I think the way to avoid most of these costs is to (1) focus on just computing the numerical value of the complementary gap (instead of returning the exact matchings and having the user compute their difference from that) and to (2) turn it from a matching problem into a minimum path length problem.
I'm reasonably sure these can be achieved by taking pymatching's full state as it finishes decoding, zeroing the weight of all edges that are in a graph fill region (or partially reducing, when the edge is partially crossed), and then performing a Djistra search from one boundary to the other. I talked to someone at QEC who also had this idea and actually implemented it; hopefully they'll put out the paper soon. This zeroing-then-pathing approach also works for union-find decoders, since they also have reasonably-well-behaved graph fill regions.

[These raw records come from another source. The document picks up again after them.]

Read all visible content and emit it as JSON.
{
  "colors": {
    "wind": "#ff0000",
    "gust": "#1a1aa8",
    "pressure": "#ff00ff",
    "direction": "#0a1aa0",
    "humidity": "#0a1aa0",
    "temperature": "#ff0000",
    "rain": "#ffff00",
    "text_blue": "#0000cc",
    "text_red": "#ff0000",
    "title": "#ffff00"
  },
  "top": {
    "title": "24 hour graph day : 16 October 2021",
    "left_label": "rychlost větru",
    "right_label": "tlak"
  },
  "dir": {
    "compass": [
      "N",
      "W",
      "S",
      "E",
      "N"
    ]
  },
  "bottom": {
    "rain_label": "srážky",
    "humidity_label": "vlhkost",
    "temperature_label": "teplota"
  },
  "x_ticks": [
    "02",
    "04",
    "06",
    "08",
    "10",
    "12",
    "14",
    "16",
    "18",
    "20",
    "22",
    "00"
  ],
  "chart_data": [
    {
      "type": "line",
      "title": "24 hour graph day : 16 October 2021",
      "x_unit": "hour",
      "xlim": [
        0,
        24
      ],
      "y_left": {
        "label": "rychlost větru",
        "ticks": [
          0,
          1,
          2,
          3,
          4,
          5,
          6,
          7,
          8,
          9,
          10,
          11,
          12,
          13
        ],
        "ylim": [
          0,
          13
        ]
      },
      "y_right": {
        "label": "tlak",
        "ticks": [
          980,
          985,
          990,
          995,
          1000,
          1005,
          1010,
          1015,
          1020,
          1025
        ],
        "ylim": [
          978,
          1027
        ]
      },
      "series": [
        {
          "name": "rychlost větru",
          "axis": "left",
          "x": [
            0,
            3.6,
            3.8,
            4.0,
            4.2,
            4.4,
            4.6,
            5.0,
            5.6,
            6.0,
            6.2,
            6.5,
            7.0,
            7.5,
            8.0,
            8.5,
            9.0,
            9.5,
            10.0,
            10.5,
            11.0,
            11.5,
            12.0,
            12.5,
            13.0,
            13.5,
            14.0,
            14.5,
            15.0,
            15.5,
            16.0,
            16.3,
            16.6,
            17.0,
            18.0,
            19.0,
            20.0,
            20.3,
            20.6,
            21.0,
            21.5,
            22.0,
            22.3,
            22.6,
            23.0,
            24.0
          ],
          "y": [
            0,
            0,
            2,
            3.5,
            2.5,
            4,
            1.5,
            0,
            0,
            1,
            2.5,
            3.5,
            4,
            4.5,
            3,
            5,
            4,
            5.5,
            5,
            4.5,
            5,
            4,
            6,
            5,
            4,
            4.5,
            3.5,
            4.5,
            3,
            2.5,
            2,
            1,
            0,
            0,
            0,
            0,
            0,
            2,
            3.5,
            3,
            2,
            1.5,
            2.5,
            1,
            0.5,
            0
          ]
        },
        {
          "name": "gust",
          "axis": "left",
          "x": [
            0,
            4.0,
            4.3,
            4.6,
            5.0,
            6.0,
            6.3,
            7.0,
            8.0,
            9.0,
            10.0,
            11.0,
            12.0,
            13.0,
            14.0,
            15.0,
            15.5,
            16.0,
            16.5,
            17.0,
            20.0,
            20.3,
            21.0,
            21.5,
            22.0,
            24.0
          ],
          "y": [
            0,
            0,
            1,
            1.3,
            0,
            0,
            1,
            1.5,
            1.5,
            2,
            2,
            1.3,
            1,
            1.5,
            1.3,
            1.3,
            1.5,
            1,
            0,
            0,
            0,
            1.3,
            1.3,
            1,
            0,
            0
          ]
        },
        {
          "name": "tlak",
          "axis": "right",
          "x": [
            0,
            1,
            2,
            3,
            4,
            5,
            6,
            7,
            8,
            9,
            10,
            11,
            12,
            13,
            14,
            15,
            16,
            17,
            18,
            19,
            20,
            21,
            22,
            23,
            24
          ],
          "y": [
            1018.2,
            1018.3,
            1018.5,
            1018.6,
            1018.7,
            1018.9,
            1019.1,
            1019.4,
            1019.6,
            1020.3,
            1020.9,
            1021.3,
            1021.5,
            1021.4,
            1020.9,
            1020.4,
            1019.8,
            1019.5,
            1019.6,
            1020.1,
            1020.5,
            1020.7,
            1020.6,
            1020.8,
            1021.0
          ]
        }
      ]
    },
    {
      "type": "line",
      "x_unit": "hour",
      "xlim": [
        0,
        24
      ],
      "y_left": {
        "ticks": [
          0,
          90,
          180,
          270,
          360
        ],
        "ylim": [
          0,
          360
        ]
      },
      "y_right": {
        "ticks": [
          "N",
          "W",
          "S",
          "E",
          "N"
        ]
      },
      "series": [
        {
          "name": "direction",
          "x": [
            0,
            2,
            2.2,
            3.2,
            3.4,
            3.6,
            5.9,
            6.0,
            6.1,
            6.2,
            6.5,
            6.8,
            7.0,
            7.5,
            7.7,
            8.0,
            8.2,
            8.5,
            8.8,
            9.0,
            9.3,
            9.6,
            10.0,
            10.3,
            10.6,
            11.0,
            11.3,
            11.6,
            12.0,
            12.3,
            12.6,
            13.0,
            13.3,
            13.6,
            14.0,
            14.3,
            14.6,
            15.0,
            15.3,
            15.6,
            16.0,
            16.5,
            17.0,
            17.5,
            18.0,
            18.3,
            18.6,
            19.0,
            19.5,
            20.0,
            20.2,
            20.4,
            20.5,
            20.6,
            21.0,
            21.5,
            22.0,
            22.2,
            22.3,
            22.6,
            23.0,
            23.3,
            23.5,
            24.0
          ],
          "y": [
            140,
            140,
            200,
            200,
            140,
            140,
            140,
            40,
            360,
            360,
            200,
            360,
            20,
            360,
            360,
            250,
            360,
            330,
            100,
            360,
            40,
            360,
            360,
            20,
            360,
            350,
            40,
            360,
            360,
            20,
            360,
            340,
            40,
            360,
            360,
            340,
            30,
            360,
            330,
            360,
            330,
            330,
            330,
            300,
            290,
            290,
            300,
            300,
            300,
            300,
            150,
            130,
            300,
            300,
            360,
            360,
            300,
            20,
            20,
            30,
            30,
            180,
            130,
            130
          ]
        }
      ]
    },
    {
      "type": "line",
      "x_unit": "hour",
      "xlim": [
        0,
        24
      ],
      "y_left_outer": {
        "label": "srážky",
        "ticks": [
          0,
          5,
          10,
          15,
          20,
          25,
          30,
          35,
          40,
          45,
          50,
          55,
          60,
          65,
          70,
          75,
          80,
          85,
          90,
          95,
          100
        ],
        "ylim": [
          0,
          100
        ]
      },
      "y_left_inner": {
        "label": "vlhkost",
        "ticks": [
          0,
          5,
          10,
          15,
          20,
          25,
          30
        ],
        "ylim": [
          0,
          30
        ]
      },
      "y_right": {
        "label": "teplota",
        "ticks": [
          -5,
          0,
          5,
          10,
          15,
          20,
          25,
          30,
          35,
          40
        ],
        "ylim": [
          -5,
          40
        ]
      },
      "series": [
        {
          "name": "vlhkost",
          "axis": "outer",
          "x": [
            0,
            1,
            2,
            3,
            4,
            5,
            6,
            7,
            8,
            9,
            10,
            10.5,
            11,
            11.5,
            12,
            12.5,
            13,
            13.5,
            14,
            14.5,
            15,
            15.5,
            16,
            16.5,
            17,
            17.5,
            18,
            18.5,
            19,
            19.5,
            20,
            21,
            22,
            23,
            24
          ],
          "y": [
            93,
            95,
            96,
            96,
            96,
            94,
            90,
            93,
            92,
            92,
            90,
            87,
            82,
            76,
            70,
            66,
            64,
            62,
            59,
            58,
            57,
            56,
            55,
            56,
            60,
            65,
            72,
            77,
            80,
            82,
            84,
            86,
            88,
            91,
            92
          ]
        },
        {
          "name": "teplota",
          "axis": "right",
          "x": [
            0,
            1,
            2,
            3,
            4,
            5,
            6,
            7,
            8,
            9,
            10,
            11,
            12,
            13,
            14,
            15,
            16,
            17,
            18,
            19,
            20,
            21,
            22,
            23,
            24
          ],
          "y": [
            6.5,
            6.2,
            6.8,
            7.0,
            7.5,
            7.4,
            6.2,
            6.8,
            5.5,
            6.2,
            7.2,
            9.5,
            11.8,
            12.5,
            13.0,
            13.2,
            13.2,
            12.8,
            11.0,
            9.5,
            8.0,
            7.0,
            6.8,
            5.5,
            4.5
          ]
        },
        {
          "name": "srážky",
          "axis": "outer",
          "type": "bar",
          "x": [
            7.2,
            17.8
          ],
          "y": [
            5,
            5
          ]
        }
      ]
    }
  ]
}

One thing you could do to avoid brute force exploration of all logical qubit assignments in a magic state factory is to focus on one observable at a time. For each observable, make two copies of the graph: one is the starting copy and the other is the "crossed the observable while getting here" copy. The two copies are then spliced together at edges crossing the observable. The shortest path search can then done by starting from the boundaries of the normal graph, and searching for any boundaries in the "crossed the observable while getting here" graph using Dijkstra's algorithm. This should scale linearly with the number of observables, and avoids ever putting pymatching in its worst case scenario. Also it gives you a separate gap for each observable, which can be useful.
Unfortunately, I don't know a sufficiently efficient way to look for shortest cycles instead of shortest paths.